Intriguingly, they were found together with hundreds of bullae—items used to seal confidential letters and packages—implying a possible connection with the administrative or governing class at some point. Normally archaeological material is dated according to the circumstances where it is found, and so at first, it was assumed that the teeth were contemporary with the rest of the finds.

"We had at first assumed that the shark teeth were remains of the food dumped nearly 3000 years ago, but when we submitted a paper for publication, one of the reviewers pointed out that one of the teeth could only have come from a Late Cretaceous shark that had been extinct for at least 66 million years. That sent us back to the samples, where measuring organic matter, elemental composition, and the crystallinity of the teeth confirmed that indeed all shark teeth were fossils," Dr. Tuetken said.
Their strontium isotope composition indicates an age of about 80 million years.
This confirmed that all 29 shark teeth found in the City of David were Late Cretaceous fossils—contemporary with dinosaurs. More than that, they were not simply weathered out of the bedrock beneath the site, but were probably transported from afar, possibly from the Negev, at least 80 km away, where similar fossils are found".
Since the first finds, the team has found other shark teeth fossils elsewhere in Israel, at the Maresha and Miqne sites. These teeth are also likely to have been unearthed and moved from their original sites.
"Our working hypothesis is that the teeth were brought together by collectors, but we don't have anything to confirm that. There are no wear marks which might show that they were used as tools, and no drill holes to indicate that they may have been jewelry.," Dr. Tuetken said.
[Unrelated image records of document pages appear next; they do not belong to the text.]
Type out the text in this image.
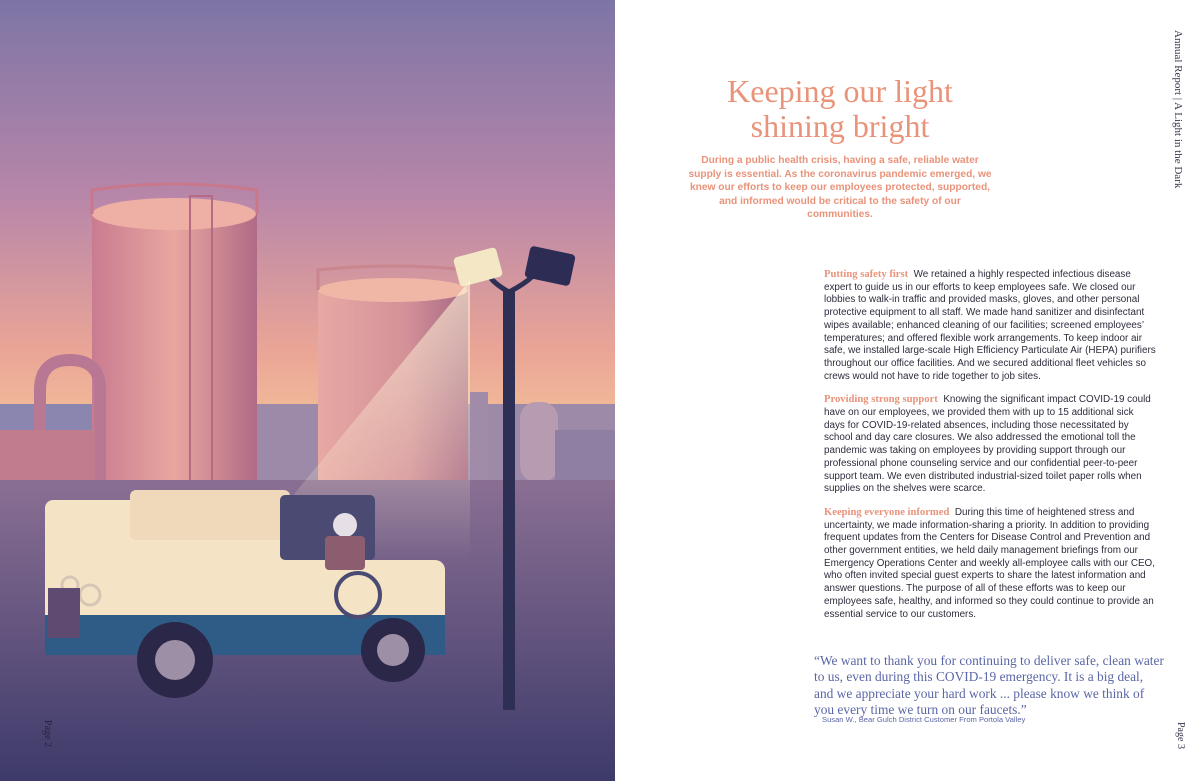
Page 2
Annual Report | A Light in the Dark
Keeping our light
shining bright

During a public health crisis, having a safe, reliable water supply is essential. As the coronavirus pandemic emerged, we knew our efforts to keep our employees protected, supported, and informed would be critical to the safety of our communities.

Putting safety first We retained a highly respected infectious disease expert to guide us in our efforts to keep employees safe. We closed our lobbies to walk-in traffic and provided masks, gloves, and other personal protective equipment to all staff. We made hand sanitizer and disinfectant wipes available; enhanced cleaning of our facilities; screened employees’ temperatures; and offered flexible work arrangements. To keep indoor air safe, we installed large-scale High Efficiency Particulate Air (HEPA) purifiers throughout our office facilities. And we secured additional fleet vehicles so crews would not have to ride together to job sites.

Providing strong support Knowing the significant impact COVID-19 could have on our employees, we provided them with up to 15 additional sick days for COVID-19-related absences, including those necessitated by school and day care closures. We also addressed the emotional toll the pandemic was taking on employees by providing support through our professional phone counseling service and our confidential peer-to-peer support team. We even distributed industrial-sized toilet paper rolls when supplies on the shelves were scarce.

Keeping everyone informed During this time of heightened stress and uncertainty, we made information-sharing a priority. In addition to providing frequent updates from the Centers for Disease Control and Prevention and other government entities, we held daily management briefings from our Emergency Operations Center and weekly all-employee calls with our CEO, who often invited special guest experts to share the latest information and answer questions. The purpose of all of these efforts was to keep our employees safe, healthy, and informed so they could continue to provide an essential service to our customers.

“We want to thank you for continuing to deliver safe, clean water to us, even during this COVID-19 emergency. It is a big deal, and we appreciate your hard work ... please know we think of you every time we turn on our faucets.”

Susan W., Bear Gulch District Customer From Portola Valley

Page 3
"We know that there is a market for shark's teeth even today, so it may be that there was an Iron Age trend for collecting such items. This was a period of riches in the Judean Court. However, it's too easy to put 2 and 2 together to make 5. We'll probably never really be sure".
Map of the main water bodies and potential fish habitats of Egypt and the Southern Levant: Mediterranean Sea, Red Sea, upper Nile River, the brackish Lake Manzala on the Nile delta, the hypersaline Bardawil Lagoon in northern Sinai, and the freshwater Lake Kinneret and Jordan River, its main tributary, in northern Israel. Image source
The shark teeth which have been identified come from several species, including from the extinct Late Cretaceous group Squalicorax. Squalicorax, which grew to between 2 and 5 meters long, lived only during the Late Cretaceous period (which was the same period as the late dinosaurs), so acts as a reference point in dating these fossils.
"This research by Dr. Tuetken and colleagues is an excellent example of why it is so important to approach a research question with as few assumptions as possible, and how sometimes we have to revisit our initial assumptions. It also highlights how beneficial it can be to apply multiple tools to answer a research question. In this case, the authors used both strontium and oxygen isotopes, as well as X-ray diffraction and trace element analysis to establish the most likely age and origin of the fossil teeth," Dr. Brooke Crowley from the University of Cincinnati, commented.
See also: More Archaeology News
"It was a monumental work but these efforts have revealed a much more interesting story about the people who lived in this region in the past. I am very excited by this work and hope that one day, we might be able to unravel the mystery of why these fossil teeth are being recovered from cultural deposits".